The place where I grew up, bordering Kalamazoo and Ingham counties, home of Oldsmobile, was never as rich as Kalamazoo, Flint or Lansing, but had three factories making parts for automobiles, refrigerators and televisions, as well as a community hospital built in 1924. The hospital was sold to private investors in 1967, and closed in 2002, the same year the last large factory moved operations to Mexico.

The town is better off than Keewenaw and Oscoda counties. There are still hospitals in cities 30 miles away, and it still has physicians. The roads, including an interstate, are clear most of the year, unlike the far north, but most of the doctors have Indian sounding last names.

Stupak’s district does not include a single county with an abortion rate near the state’s 12.5 per 1,000 women of child bearing age. Some have numbers so low, they can’t be reported statistically.

With so few physicians, there may be areas with no abortion provider. Women have to go elsewhere, as the residents do for any kind of specialized medical service. Some abortions may be buried in the statistics for young people who leave the region every year, and others may use unlicensed practitioners or folk remedies.

Young, unmarried teenagers, however, aren’t the only ones who seek abortions. When you read oral histories of poor areas or descriptions of folk medicine, you realize that abortion has always existed, regardless of cultural values, among women who felt there was no way they could feed another person. In areas with no self-sustaining economies, perceptions of malnourishment and deprivation may differ, but the edge of subsistence is still there.

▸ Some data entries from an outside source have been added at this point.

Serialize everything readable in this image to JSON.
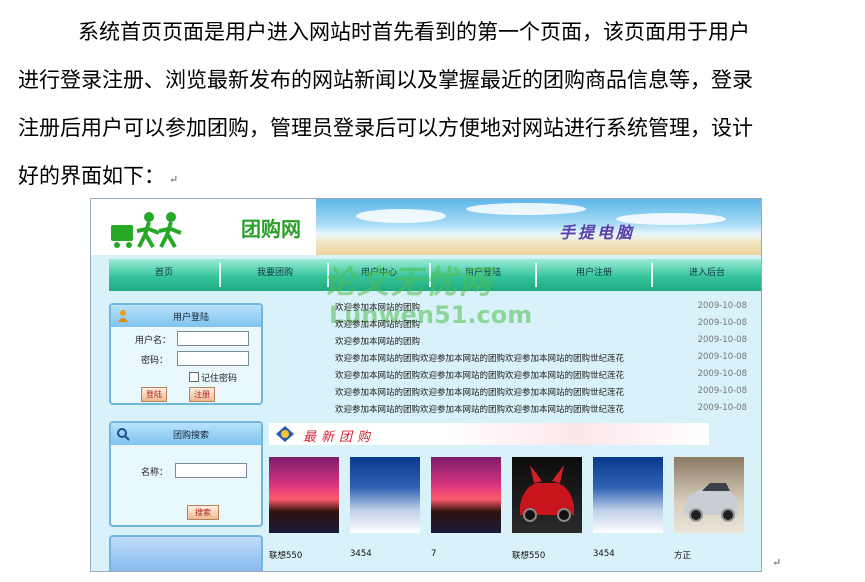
{
  "document": {
    "paragraph_lines": [
      "系统首页页面是用户进入网站时首先看到的第一个页面，该页面用于用户",
      "进行登录注册、浏览最新发布的网站新闻以及掌握最近的团购商品信息等，登录",
      "注册后用户可以参加团购，管理员登录后可以方便地对网站进行系统管理，设计",
      "好的界面如下："
    ],
    "paragraph_mark": "↵",
    "figure_end_mark": "↵"
  },
  "site": {
    "logo_text": "团购网",
    "slogan": "手提电脑",
    "nav": [
      "首页",
      "我要团购",
      "用户中心",
      "用户登陆",
      "用户注册",
      "进入后台"
    ],
    "watermark_line1": "论文无忧网",
    "watermark_line2": "Lunwen51.com",
    "login": {
      "title": "用户登陆",
      "username_label": "用户名：",
      "password_label": "密码：",
      "remember_label": "记住密码",
      "login_button": "登陆",
      "register_button": "注册"
    },
    "search": {
      "title": "团购搜索",
      "name_label": "名称：",
      "search_button": "搜索"
    },
    "news": [
      {
        "title": "欢迎参加本网站的团购",
        "date": "2009-10-08"
      },
      {
        "title": "欢迎参加本网站的团购",
        "date": "2009-10-08"
      },
      {
        "title": "欢迎参加本网站的团购",
        "date": "2009-10-08"
      },
      {
        "title": "欢迎参加本网站的团购欢迎参加本网站的团购欢迎参加本网站的团购世纪莲花",
        "date": "2009-10-08"
      },
      {
        "title": "欢迎参加本网站的团购欢迎参加本网站的团购欢迎参加本网站的团购世纪莲花",
        "date": "2009-10-08"
      },
      {
        "title": "欢迎参加本网站的团购欢迎参加本网站的团购欢迎参加本网站的团购世纪莲花",
        "date": "2009-10-08"
      },
      {
        "title": "欢迎参加本网站的团购欢迎参加本网站的团购欢迎参加本网站的团购世纪莲花",
        "date": "2009-10-08"
      }
    ],
    "section_title": "最新团购",
    "products": [
      {
        "label": "联想550",
        "thumb": "sunset"
      },
      {
        "label": "3454",
        "thumb": "winter"
      },
      {
        "label": "7",
        "thumb": "sunset"
      },
      {
        "label": "联想550",
        "thumb": "red-car"
      },
      {
        "label": "3454",
        "thumb": "winter"
      },
      {
        "label": "方正",
        "thumb": "silver-car"
      }
    ]
  }
}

The areas with abortion rates above Michigan’s average are all ones that have seen their industrial economies threatened since I graduated from high school: Detroit with 29.2 per 1,000 women, the rest of Wayne County with 17.1, Genesse with 15.2, Kalamazoo with 15.0, Saginaw with 14.3, Ingham with 13.7, and my home county with 13.2.

The high abortion rates seem to reflect the sense of economic desperation of people who see their incomes falling or disappearing. The health reform bill doesn’t address that root problem, only the consequences.

People, like his primary challenger, Connie Saltonstall, ask how Stupak could be against health care reform when there are 44,000 uninsured people in his district. That’s more people than live in many of the constituent counties. The bill doesn’t address the problem of shortages of doctors and nurses, only creates more demand on the existing ones and keeps the Medicaid reimbursements lower than those paid in more affluent areas with lower doctor-patient ratios.

Stupak’s views on abortion probably not only arise from his Roman Catholic background, but from the fact one of his sons committed suicide in 2000. Anyone who’s lost a child that way is likely to have a more emotional view of the value of children.

Moore may like to take credit for helping convince Stupak that many more of his voters and contributors supported health care reform than he may have thought, but Moore’s self congratulations don’t recognize that for Stupak, more than political calculation was involved, and the benefits to his district are not as great as they are to Flint or Saginaw.

Notes:
Michigan Department of Community Health. “Abortion Rates by County of Residence, State of Michigan, Michigan Counties and Detroit City, 1998 - 2008.”

Moore, Michael. “How the People in My District Changed Stupak's Mind and Saved Health Care Reform,” Huffington Post 22 March 2010.

Public Policy Associates, Inc. “The Future Supply and Demand for Physicians in Michigan,” 2005.

Saltonstall, Connie. Campaign website.